Why You Can’t Buy Bottles of One of America’s Best Beers in New Hampshire
Good luck grabbing a bottle of Founders Breakfast Stout in New Hampshire. Despite being considered a seminal craft beer with a perfect 100 out of 100 rating on Beer Advocate, the state wants nothing to do with four-packs of the stuff. It has nothing to do with Founders—the Michigan-based brewery’s beers are readily available across the state. It doesn’t even have anything to do with the beer. The problem is the bottle.
Founders Breakfast Stout’s label features a baby eating oatmeal, and New Hampshire law strictly prohibits images of minors from appearing on alcohol labels. Republican state Representative and tavern owner Keith Murphy sponsored a bill that would have turned approval of this type of beer packaging over to the New Hampshire Liquor Commission, effectively giving beers like Breakfast Stout a chance at approval, specifically because he wanted to buy the product. But despite passing the local legislature, Democratic Gov. Maggie Hassan vetoed the bill.

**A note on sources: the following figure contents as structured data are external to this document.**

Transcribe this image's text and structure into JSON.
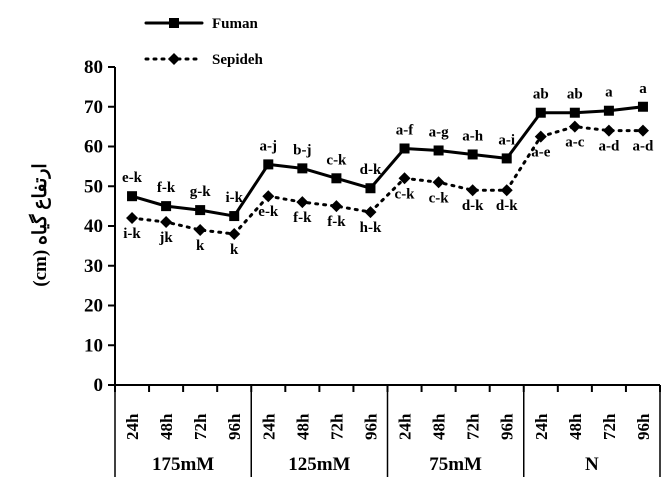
{
  "chart_data": {
    "type": "line",
    "ylabel": "(cm) ارتفاع گیاه",
    "ylim": [
      0,
      80
    ],
    "yticks": [
      0,
      10,
      20,
      30,
      40,
      50,
      60,
      70,
      80
    ],
    "legend_position": "top-left",
    "grid": false,
    "groups": [
      {
        "label": "175mM",
        "categories": [
          "24h",
          "48h",
          "72h",
          "96h"
        ]
      },
      {
        "label": "125mM",
        "categories": [
          "24h",
          "48h",
          "72h",
          "96h"
        ]
      },
      {
        "label": "75mM",
        "categories": [
          "24h",
          "48h",
          "72h",
          "96h"
        ]
      },
      {
        "label": "N",
        "categories": [
          "24h",
          "48h",
          "72h",
          "96h"
        ]
      }
    ],
    "series": [
      {
        "name": "Fuman",
        "line_style": "solid",
        "marker": "square",
        "color": "#000000",
        "values": [
          47.5,
          45,
          44,
          42.5,
          55.5,
          54.5,
          52,
          49.5,
          59.5,
          59,
          58,
          57,
          68.5,
          68.5,
          69,
          70
        ],
        "labels": [
          "e-k",
          "f-k",
          "g-k",
          "i-k",
          "a-j",
          "b-j",
          "c-k",
          "d-k",
          "a-f",
          "a-g",
          "a-h",
          "a-i",
          "ab",
          "ab",
          "a",
          "a"
        ],
        "label_position": "above"
      },
      {
        "name": "Sepideh",
        "line_style": "dotted",
        "marker": "diamond",
        "color": "#000000",
        "values": [
          42,
          41,
          39,
          38,
          47.5,
          46,
          45,
          43.5,
          52,
          51,
          49,
          49,
          62.5,
          65,
          64,
          64
        ],
        "labels": [
          "i-k",
          "jk",
          "k",
          "k",
          "e-k",
          "f-k",
          "f-k",
          "h-k",
          "c-k",
          "c-k",
          "d-k",
          "d-k",
          "a-e",
          "a-c",
          "a-d",
          "a-d"
        ],
        "label_position": "below"
      }
    ]
  }
}
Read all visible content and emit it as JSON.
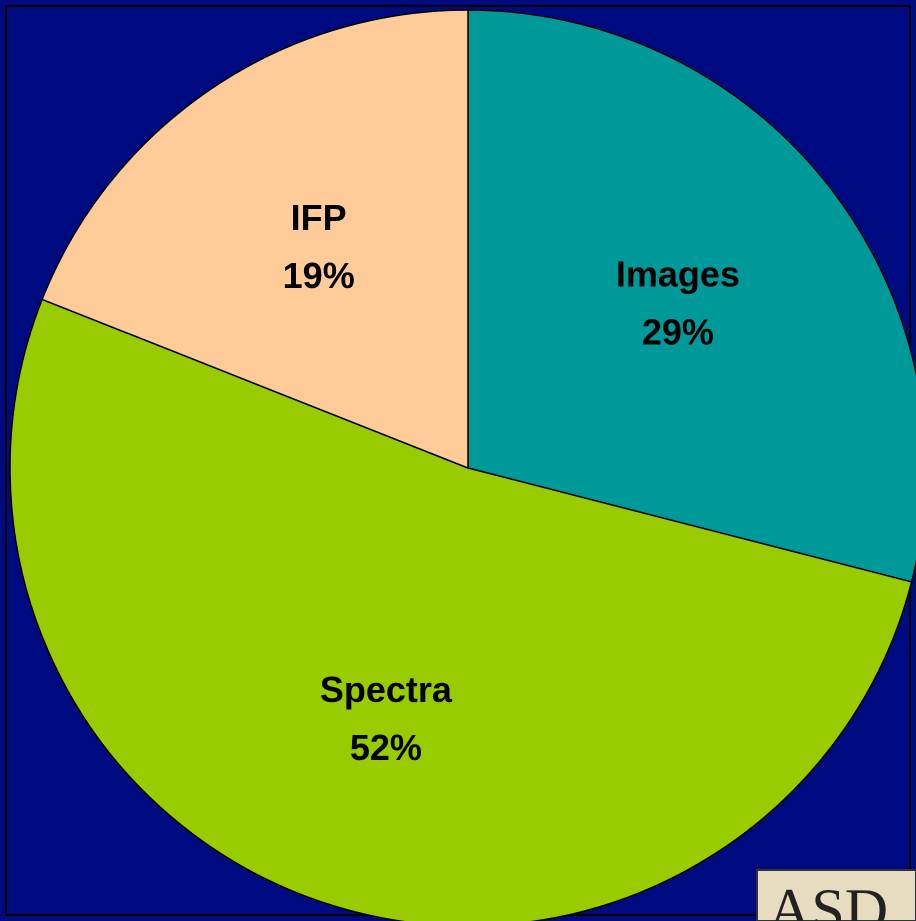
{
  "chart_data": {
    "type": "pie",
    "categories": [
      "Images",
      "Spectra",
      "IFP"
    ],
    "values": [
      29,
      52,
      19
    ],
    "value_labels": [
      "29%",
      "52%",
      "19%"
    ],
    "colors": [
      "#009999",
      "#99cc00",
      "#ffcc99"
    ],
    "start_angle": 0,
    "direction": "clockwise"
  },
  "corner_image_text": "ASD"
}
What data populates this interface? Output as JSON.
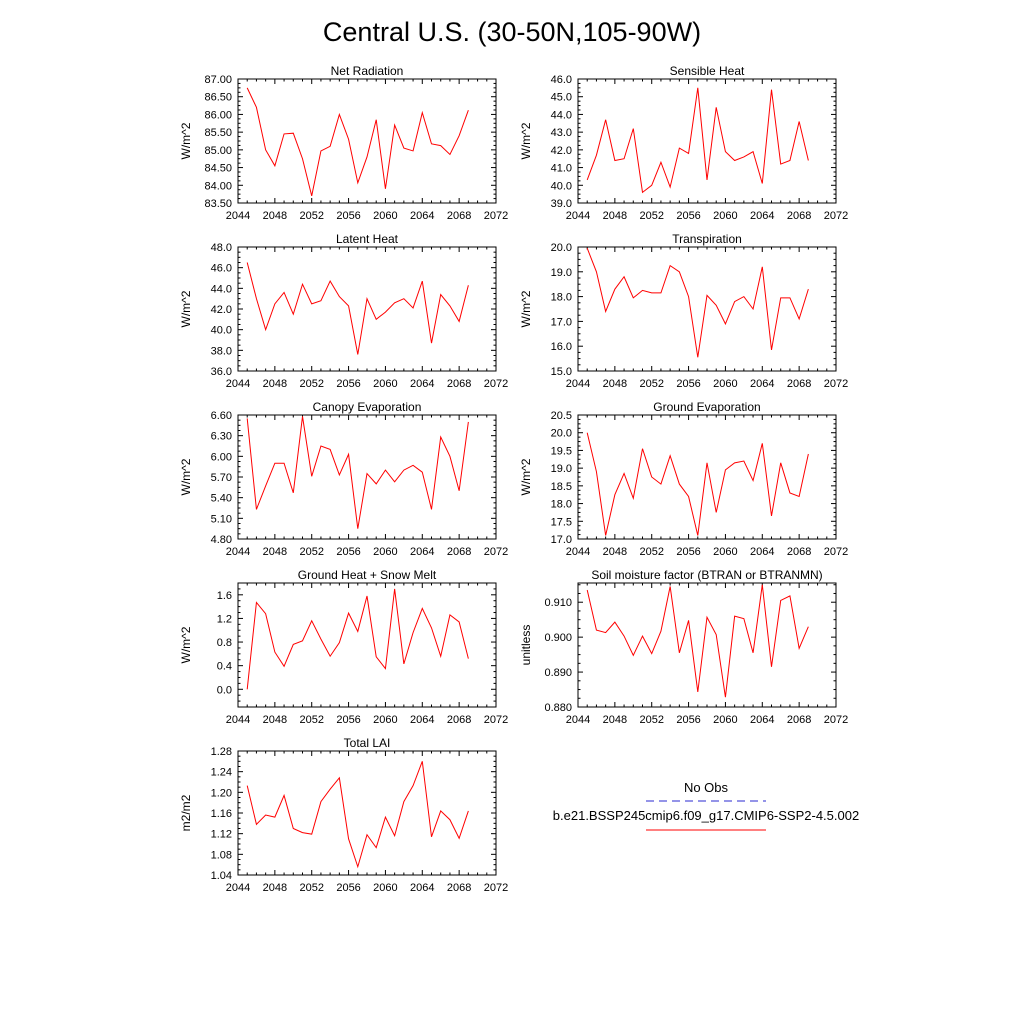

This is why we hate partisan politics.
The rule against including pics of youngsters on booze is intended to prevent alcohol brands from targeting minors—a rule that’s enforced on a federal level. Murphy believes New Hampshire’s state law goes too far. “No reasonable person would believe that this label is intended to appeal to minors in any way,” WMUR quoted him as saying. Meanwhile, Gov. Hassan feels it’s still a public health issue. “Substance misuse, including alcohol misuse, continues to be one of the major public health and safety challenges facing us as a state,” she said.
The good news for Breakfast Stout lovers: There’s no law against serving the beer on draft. You just have to find a solid pub that’s open for breakfast.